Pound US Dollar (GBP/USD) Exchange Rate Slips on GDP, Brexit and Risk-Off Mood
The Pound US Dollar (GBP/USD) exchange rate slid today as a contraction in UK GDP and a risk-averse tone among markets dragged GBP/USD to a two-year low.
Tomorrow could potentially bring positive data for both currencies, so we may see the GBP/USD pair waver.
Pound (GBP) Tumbles as UK Economy Contracts
The Pound (GBP) slipped this morning following the UK’s latest GDP figures, which revealed an unexpected 0.3% contraction in April. Economists had expected the UK economy to grow by 0.1%.
The 0.3% m/m fall in real GDP in April wasn’t as weak as it looks, but it nonetheless increases the chances that the economy is slipping into recession.
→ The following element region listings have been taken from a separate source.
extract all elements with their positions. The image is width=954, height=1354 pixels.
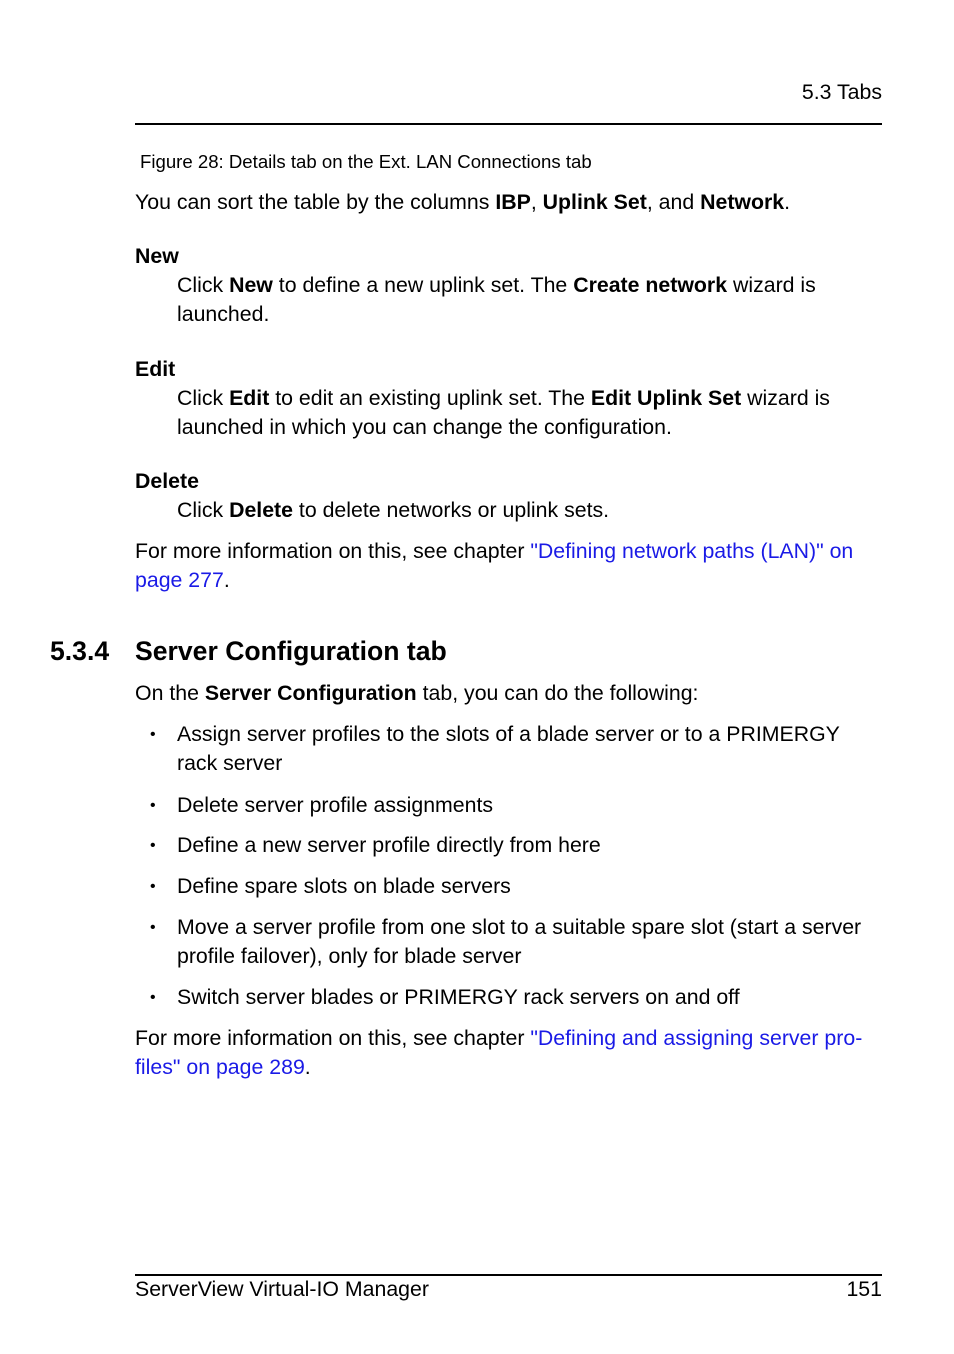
- header-rule: [135, 123, 882, 125]
- sort-paragraph: You can sort the table by the columns IBP, Uplink Set, and Network.: [135, 190, 791, 214]
- bullet-icon: •: [150, 878, 156, 895]
- footer-title: ServerView Virtual-IO Manager: [135, 1277, 429, 1301]
- term-new: New: [135, 244, 179, 268]
- link-defining-network-paths[interactable]: "Defining network paths (LAN)" on: [530, 539, 854, 563]
- section-title: Server Configuration tab: [135, 636, 447, 666]
- running-header: [802, 78, 882, 107]
- section-intro: On the Server Configuration tab, you can do the following:: [135, 681, 699, 705]
- section-heading: [50, 634, 109, 668]
- column-ibp: IBP: [495, 190, 531, 214]
- section-number: 5.3.4: [50, 636, 110, 666]
- bullet-icon: •: [150, 989, 156, 1006]
- link-page-277[interactable]: page 277: [135, 568, 224, 592]
- new-description: Click New to define a new uplink set. The Create network wizard is launched.: [177, 273, 816, 326]
- bullet-icon: •: [150, 837, 156, 854]
- column-uplink-set: Uplink Set: [542, 190, 647, 214]
- delete-description: Click Delete to delete networks or uplink sets.: [177, 498, 610, 522]
- link-page-289[interactable]: files" on page 289: [135, 1055, 305, 1079]
- figure-caption: Figure 28: Details tab on the Ext. LAN Connections tab: [140, 151, 592, 172]
- more-info-lan: For more information on this, see chapter "Defining network paths (LAN)" on page 277.: [135, 539, 854, 592]
- bullet-icon: •: [150, 726, 156, 743]
- term-edit: Edit: [135, 357, 176, 381]
- more-info-profiles: For more information on this, see chapter "Defining and assigning server pro- files" on page 289.: [135, 1026, 863, 1079]
- header-section: 5.3 Tabs: [801, 80, 882, 104]
- link-defining-assigning-profiles[interactable]: "Defining and assigning server pro-: [530, 1026, 863, 1050]
- page-number: 151: [846, 1277, 882, 1301]
- bullet-icon: •: [150, 919, 156, 936]
- term-delete: Delete: [135, 469, 199, 493]
- column-network: Network: [700, 190, 785, 214]
- edit-description: Click Edit to edit an existing uplink set. The Edit Uplink Set wizard is launched in which you can change the configuration.: [177, 386, 830, 439]
- bullet-icon: •: [150, 797, 156, 814]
This is unlikely to prevent the Bank of England from raising interest rates again on Thursday. https://t.co/MCQiPk9zx0 pic.twitter.com/ON9Mr3Vsjh
— Capital Economics UK (@CapEconUK) June 13, 2022
Although analysts have pointed out that the decline in the services sector was due to the end of the NHS test and trace scheme, the results are nonetheless worrying.
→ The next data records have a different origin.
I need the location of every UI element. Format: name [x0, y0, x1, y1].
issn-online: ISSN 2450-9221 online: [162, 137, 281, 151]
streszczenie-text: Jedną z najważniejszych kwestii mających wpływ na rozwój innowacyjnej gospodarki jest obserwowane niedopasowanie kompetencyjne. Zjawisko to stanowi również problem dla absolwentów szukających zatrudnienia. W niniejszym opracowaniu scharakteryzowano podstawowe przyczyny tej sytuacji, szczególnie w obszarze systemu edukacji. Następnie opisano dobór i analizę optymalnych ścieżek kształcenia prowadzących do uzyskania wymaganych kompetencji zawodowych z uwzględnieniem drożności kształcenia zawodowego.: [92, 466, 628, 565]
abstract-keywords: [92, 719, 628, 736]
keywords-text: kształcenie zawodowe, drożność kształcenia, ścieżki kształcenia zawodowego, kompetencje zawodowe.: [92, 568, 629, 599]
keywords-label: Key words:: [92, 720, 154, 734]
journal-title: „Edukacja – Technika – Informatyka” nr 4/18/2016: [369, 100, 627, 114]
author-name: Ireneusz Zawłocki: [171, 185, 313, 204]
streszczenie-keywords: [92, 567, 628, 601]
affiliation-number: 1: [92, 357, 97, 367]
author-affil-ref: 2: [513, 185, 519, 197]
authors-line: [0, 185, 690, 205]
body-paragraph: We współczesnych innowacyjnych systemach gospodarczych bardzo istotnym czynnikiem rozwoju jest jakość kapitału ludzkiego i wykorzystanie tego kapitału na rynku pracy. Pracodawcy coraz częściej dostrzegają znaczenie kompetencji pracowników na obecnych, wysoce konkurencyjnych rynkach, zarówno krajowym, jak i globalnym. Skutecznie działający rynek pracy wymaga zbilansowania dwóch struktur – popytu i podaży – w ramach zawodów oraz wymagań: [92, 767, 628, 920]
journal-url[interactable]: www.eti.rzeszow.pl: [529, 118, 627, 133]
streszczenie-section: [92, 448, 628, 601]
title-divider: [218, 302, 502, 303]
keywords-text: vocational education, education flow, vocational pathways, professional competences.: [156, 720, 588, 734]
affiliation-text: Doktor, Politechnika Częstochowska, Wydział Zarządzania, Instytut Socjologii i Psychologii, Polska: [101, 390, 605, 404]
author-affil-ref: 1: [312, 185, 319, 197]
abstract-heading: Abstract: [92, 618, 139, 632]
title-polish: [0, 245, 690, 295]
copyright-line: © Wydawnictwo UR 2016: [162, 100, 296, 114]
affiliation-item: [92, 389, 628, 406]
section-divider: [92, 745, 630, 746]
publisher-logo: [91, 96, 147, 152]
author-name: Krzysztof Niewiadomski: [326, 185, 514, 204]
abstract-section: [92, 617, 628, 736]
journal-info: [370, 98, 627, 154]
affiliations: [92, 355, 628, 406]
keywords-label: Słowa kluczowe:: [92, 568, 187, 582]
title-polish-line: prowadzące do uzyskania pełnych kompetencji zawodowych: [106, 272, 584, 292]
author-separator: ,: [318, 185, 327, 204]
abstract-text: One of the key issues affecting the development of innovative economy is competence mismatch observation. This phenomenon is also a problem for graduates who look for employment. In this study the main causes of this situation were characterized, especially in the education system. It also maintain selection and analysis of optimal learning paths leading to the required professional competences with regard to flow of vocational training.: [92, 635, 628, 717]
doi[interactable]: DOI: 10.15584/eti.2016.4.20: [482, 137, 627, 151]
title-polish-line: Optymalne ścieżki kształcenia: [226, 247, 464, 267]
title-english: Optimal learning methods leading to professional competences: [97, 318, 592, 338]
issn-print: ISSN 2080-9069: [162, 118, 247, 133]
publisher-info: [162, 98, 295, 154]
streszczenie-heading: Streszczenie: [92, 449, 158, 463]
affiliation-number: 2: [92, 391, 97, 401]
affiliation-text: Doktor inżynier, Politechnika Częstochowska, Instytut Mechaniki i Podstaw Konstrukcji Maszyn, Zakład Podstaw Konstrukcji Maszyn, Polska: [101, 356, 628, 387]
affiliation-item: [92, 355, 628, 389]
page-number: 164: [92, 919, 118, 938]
In addition, the UK’s proposed plans to scrap parts of the Northern Ireland protocol helped to push GBP/USD even lower.
The government will publish a controversial bill today that, if passed, would allow it to suspend parts of the protocol agreement. The EU has said that such actions would be unacceptable. Analysts are worried that the dispute could result in a damaging UK-EU trade war.
US Dollar (USD) Enjoys Risk-Averse Trade
Meanwhile, the safe-haven US Dollar (USD) is enjoying a risk-off market mood today and ongoing tailwinds from last week’s surprise rise in US inflation.
The American CPI came in hot on Friday, sparking fresh bets for aggressive action from the Federal Reserve. Markets had been speculating that the Fed would pause its tightening cycle. However, with inflation unexpectedly hitting a fresh 40-year high, rate rise bets are back on.
This has contributed to a bearish theme in markets as tighter policy from the Fed could weigh on the global economy.
Investors are also concerned about slowing economic growth elsewhere, including in the UK, and a fresh outbreak of Covid in China. Just weeks after Beijing lifted lockdown restrictions, China’s capital is having to reimpose some measures. Markets fear that this could further hamper growth in the world’s second-largest economy and disrupt supply chains. The downbeat mood is supporting USD.
Pound US Dollar Forecast: UK Unemployment Rate to Support Sterling?
Turning to tomorrow, the UK’s latest unemployment rate may offer the Pound some much-needed support. Forecasters expect the unemployment rate to fall from 3.7% to 3.6%, indicating that – despite the UK’s economic headwinds – the labour market remains strong.
For USD, the latest US PPI is in focus. After US inflation exceeded forecasts last week, a hotter-than-expected PPI could boost the ‘Greenback’.